Jakarta, Januari 2019

Penyusun

BAB I PENDAHULUAN 1.1. Latar Belakang Titrasi pengendapan merupakan titrasi yang melibatkan pembentukan endapan dari garam yang tidak mudah larut antara titran dan analit. Hal dasar yang diperlukan dari titrasi jenis ini adalah pencapaian keseimbangan pembentukan yang cepat setiap kali titran ditambahkan pada analit, tidak adanya interferensi yang menggangu titrasi, dan titik akhir titrasi yang mudah diamati. Salah satu jenis titrasi pengendapan yang sudah lama dikenal adalah melibatkan reaksi pengendapan antara ion halida (Cl-, I-, Br-) dengan ion perak Ag+. Titrasi ini biasanya disebut sebagai Argentometri yaitu titrasi penentuan analit yang berupa ion halida (pada umumnya) dengan menggunakan larutan standar perak nitrat AgNO3. Titrasi argentometri tidak hanya dapat digunakan untuk menentukan ion halida akan tetapi juga dapat dipakai untuk menentukan merkaptan (thioalkohol), asam lemak, dan beberapa anion divalent seperti ion fosfat PO43- dan ion arsenat AsO43-. Dasar titrasi argentometri adalah pembentukan endapan yang tidak mudah larut antara titran dengan analit. Sebagai contoh yang banyak dipakai adalah titrasi penentuan NaCl dimana ion Ag+ dari titran akan bereaksi dengan ion Cl- dari analit membentuk garam yang tidak mudah larut AgCl. Ketajaman titik ekuivalen tergantung dari kelarutan endapan yang terbentuk dari reaksi antara analit dan titran. Endapan dengan kelarutan yang kecil akan menghasilkan kurva titrasi argentometri yang memiliki kecuraman yang tinggi sehingga titik ekuivalen mudah ditentukan, akan tetapi endapan dengan kelarutan rendah akan menghasilkan kurva titrasi yang landai sehingga titik ekuivalen agak sulit ditentukan. Hal ini analog dengan kurva titrasi antara asam kuat dengan basa kuat dan anatara asam lemah dengan basa kuat. Untuk lebih jelasnya kita akan membahas lebih lanjut tentang titrasi pengendapan.

1.2. Rumusan Masalah 1.

Apa yang dimaksud dengan titrasi argentometri ?

2.

Apa saja metode yang ada dalam titrasi argentometri ?

3.

Apa saja kelebihan dan kekurangan titrasi argentometri ?

4.

Apa saja faktor-faktor yang mempengaruhi pengendapan ?

5.

Bagaimana pembentukan endapan berwarna ?

6.

Apa saja faktor-faktor yang mempengaruhi kelarutan ?

7.

Mengetahui contoh penelitian dari Titrasi Argentometri.

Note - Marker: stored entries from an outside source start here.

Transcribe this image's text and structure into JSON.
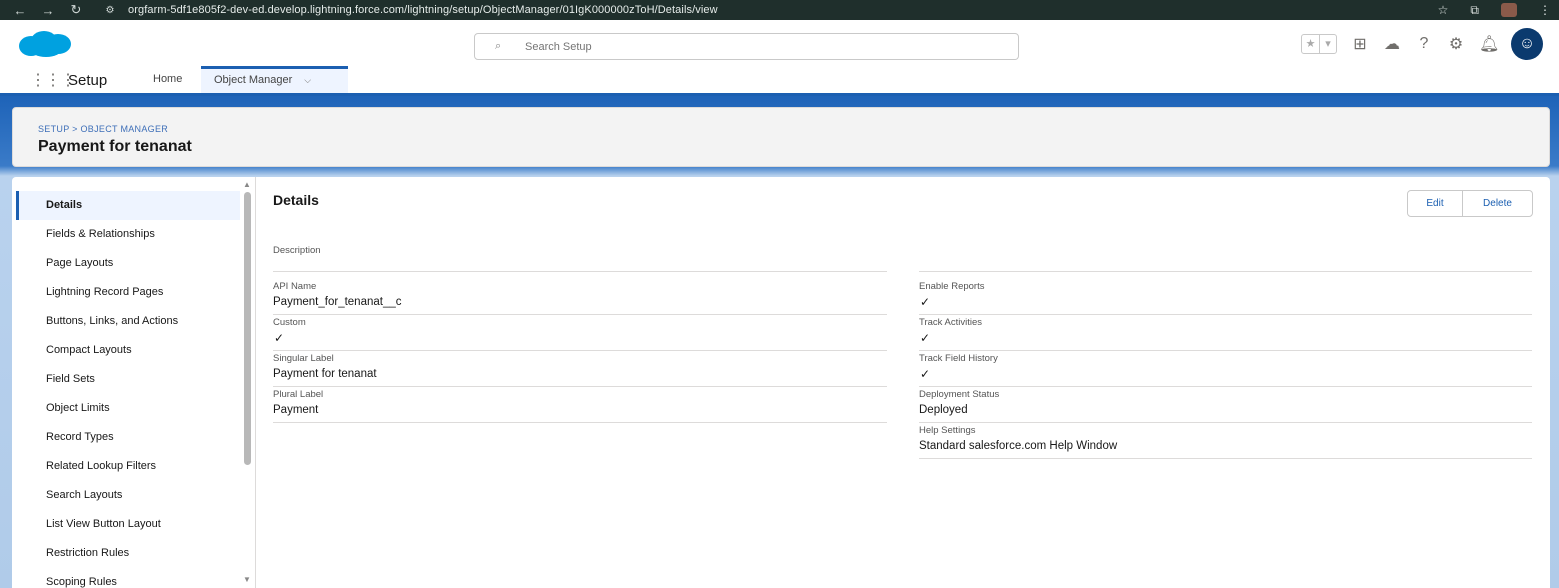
{
  "browser": {
    "url": "orgfarm-5df1e805f2-dev-ed.develop.lightning.force.com/lightning/setup/ObjectManager/01IgK000000zToH/Details/view"
  },
  "header": {
    "search_placeholder": "Search Setup"
  },
  "context": {
    "app_name": "Setup",
    "tabs": [
      {
        "label": "Home"
      },
      {
        "label": "Object Manager"
      }
    ]
  },
  "page": {
    "breadcrumb": "SETUP > OBJECT MANAGER",
    "title": "Payment for tenanat"
  },
  "sidebar": {
    "items": [
      {
        "label": "Details"
      },
      {
        "label": "Fields & Relationships"
      },
      {
        "label": "Page Layouts"
      },
      {
        "label": "Lightning Record Pages"
      },
      {
        "label": "Buttons, Links, and Actions"
      },
      {
        "label": "Compact Layouts"
      },
      {
        "label": "Field Sets"
      },
      {
        "label": "Object Limits"
      },
      {
        "label": "Record Types"
      },
      {
        "label": "Related Lookup Filters"
      },
      {
        "label": "Search Layouts"
      },
      {
        "label": "List View Button Layout"
      },
      {
        "label": "Restriction Rules"
      },
      {
        "label": "Scoping Rules"
      }
    ]
  },
  "details": {
    "title": "Details",
    "edit_label": "Edit",
    "delete_label": "Delete",
    "description_label": "Description",
    "left_fields": [
      {
        "label": "API Name",
        "value": "Payment_for_tenanat__c"
      },
      {
        "label": "Custom",
        "checked": true
      },
      {
        "label": "Singular Label",
        "value": "Payment for tenanat"
      },
      {
        "label": "Plural Label",
        "value": "Payment"
      }
    ],
    "right_fields": [
      {
        "label": "Enable Reports",
        "checked": true
      },
      {
        "label": "Track Activities",
        "checked": true
      },
      {
        "label": "Track Field History",
        "checked": true
      },
      {
        "label": "Deployment Status",
        "value": "Deployed"
      },
      {
        "label": "Help Settings",
        "value": "Standard salesforce.com Help Window"
      }
    ]
  },
  "colors": {
    "brand": "#1b5fb1",
    "banner": "#1e63b8"
  }
}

1.3. Tujuan 1. Mampu memahami titrasi dalam argentometri. 2. Mampu memahami titrasi argentometri berdasarkan metode yang ada. 3. Mampu mengetahui kelebihan dan kekurangan titrasi argentometri. 4. Mampu mengetahui faktor-faktor yang mempengaruhi pengendapan. 5. Mampu mengetahui pembentukan endapan berwarna. 6. Mampu mengetahui faktor-faktor yang mempengaruhi kelarutan.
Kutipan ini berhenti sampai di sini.